In Dissident Gardens, Jonathan Lethem explores the peculiar and enthralling legacy of Rose Angrush, Communist grump of Sunnyside, Queens.

The book opens with Rose. Was she also the first character to come to you?

Well, I thought a lot about Rose, and [her daughter] Miriam, before I began writing, and before I had any clear idea about any of the others. But I’m not much impressed, anymore, by what exists of a book before I begin writing it. I didn’t really know anything about anyone until they walked on, began behaving, forming themselves in language. As it then happened, I wrote Cicero before the others, and his first appearance—in the ocean—was originally the opening chapter. The book was something like his mind: a fist of rage slowly loosening. In retrospect, I had to hate Rose before I could love her, which seems to be a condition that describes a lot of things about this project—Rose, for instance, has to hate America before she loves it.

The characters in this book all seem pretty emblematic of the time periods in which they exist [the ’30s through the 2010s] How much of a character is idiosyncratic to that individual personality and how much reflects the wider context?

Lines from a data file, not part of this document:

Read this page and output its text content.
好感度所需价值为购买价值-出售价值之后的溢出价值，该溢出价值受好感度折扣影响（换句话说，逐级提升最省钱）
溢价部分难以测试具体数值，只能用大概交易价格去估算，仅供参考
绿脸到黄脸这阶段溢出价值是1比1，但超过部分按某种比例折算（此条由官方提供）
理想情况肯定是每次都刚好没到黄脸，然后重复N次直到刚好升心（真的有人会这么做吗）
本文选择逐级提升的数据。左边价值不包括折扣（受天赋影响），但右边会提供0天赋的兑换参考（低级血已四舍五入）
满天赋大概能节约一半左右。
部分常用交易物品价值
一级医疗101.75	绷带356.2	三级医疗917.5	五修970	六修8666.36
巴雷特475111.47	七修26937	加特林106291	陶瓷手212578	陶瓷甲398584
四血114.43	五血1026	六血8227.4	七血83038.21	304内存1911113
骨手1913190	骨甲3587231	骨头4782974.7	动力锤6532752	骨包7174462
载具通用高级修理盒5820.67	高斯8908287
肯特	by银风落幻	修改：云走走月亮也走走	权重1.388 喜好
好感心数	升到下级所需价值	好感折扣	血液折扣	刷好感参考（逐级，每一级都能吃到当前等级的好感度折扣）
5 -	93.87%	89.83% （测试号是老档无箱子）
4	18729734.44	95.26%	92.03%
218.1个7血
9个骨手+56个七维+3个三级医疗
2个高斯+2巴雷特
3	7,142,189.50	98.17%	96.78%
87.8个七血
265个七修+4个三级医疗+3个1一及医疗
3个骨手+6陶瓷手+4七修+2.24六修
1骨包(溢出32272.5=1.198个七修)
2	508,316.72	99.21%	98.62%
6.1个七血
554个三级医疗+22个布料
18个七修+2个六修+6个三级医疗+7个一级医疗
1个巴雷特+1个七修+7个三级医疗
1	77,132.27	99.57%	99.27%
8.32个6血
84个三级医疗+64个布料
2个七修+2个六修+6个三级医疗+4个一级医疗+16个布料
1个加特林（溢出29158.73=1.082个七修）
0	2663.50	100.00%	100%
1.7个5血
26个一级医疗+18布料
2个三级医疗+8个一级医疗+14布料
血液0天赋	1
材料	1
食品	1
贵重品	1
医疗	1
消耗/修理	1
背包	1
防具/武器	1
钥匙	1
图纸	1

I’d hardly want to choose. As I’d only managed once before, in The Fortress of Solitude, I sought to have it both ways—to risk saying so much about context that the reader would feel the pressure of social and historical circumstance like a pressure of fathoms of ocean over the heads of the characters—and yet to discover in each of them such particularity, such a degree of presence—idiosyncrasy, to use your word—that they’d live beyond context. The Dickens trick, let’s call it. I hope it worked.

We get to know three generations within this novel, and their stories are interwoven. How did you arrive at this structure?

The truth is that for me this is how the material arrived—the structure announcing itself as a series of deepening posthumous investigations into this dysfunctional unit of imaginary humans. Well, posthumous except for Sergius and Cicero, that is. The structure appears to be taking memory’s faltering and indirect method of investigation as its formal license. But that’s a retrospective description of something I couldn’t have named as I worked.

What research did you do for this book?

Endless, and endlessly eccentric, into New York police history, baseball history, and obviously certain radical and dissident episodes, including some that go completely unmentioned in the book, like Waco. The more I say I did, the more I’ll invite people saying there’s too much of it on the page, but I left mountains of it out, and some of the most tendentious specifics would turn out, if you fact-checked the thing, to be my total inventions. What I did compulsively was read and reread certain texts that gave me the false sense-memories of the ’50s and early ’60s (and, to a lesser extent, the ’30s and ’40s). Lots of novels, many of them minor or forgotten, written in those periods and with then-contemporary settings. Also a certain amount of actual propaganda—I don’t recommend it.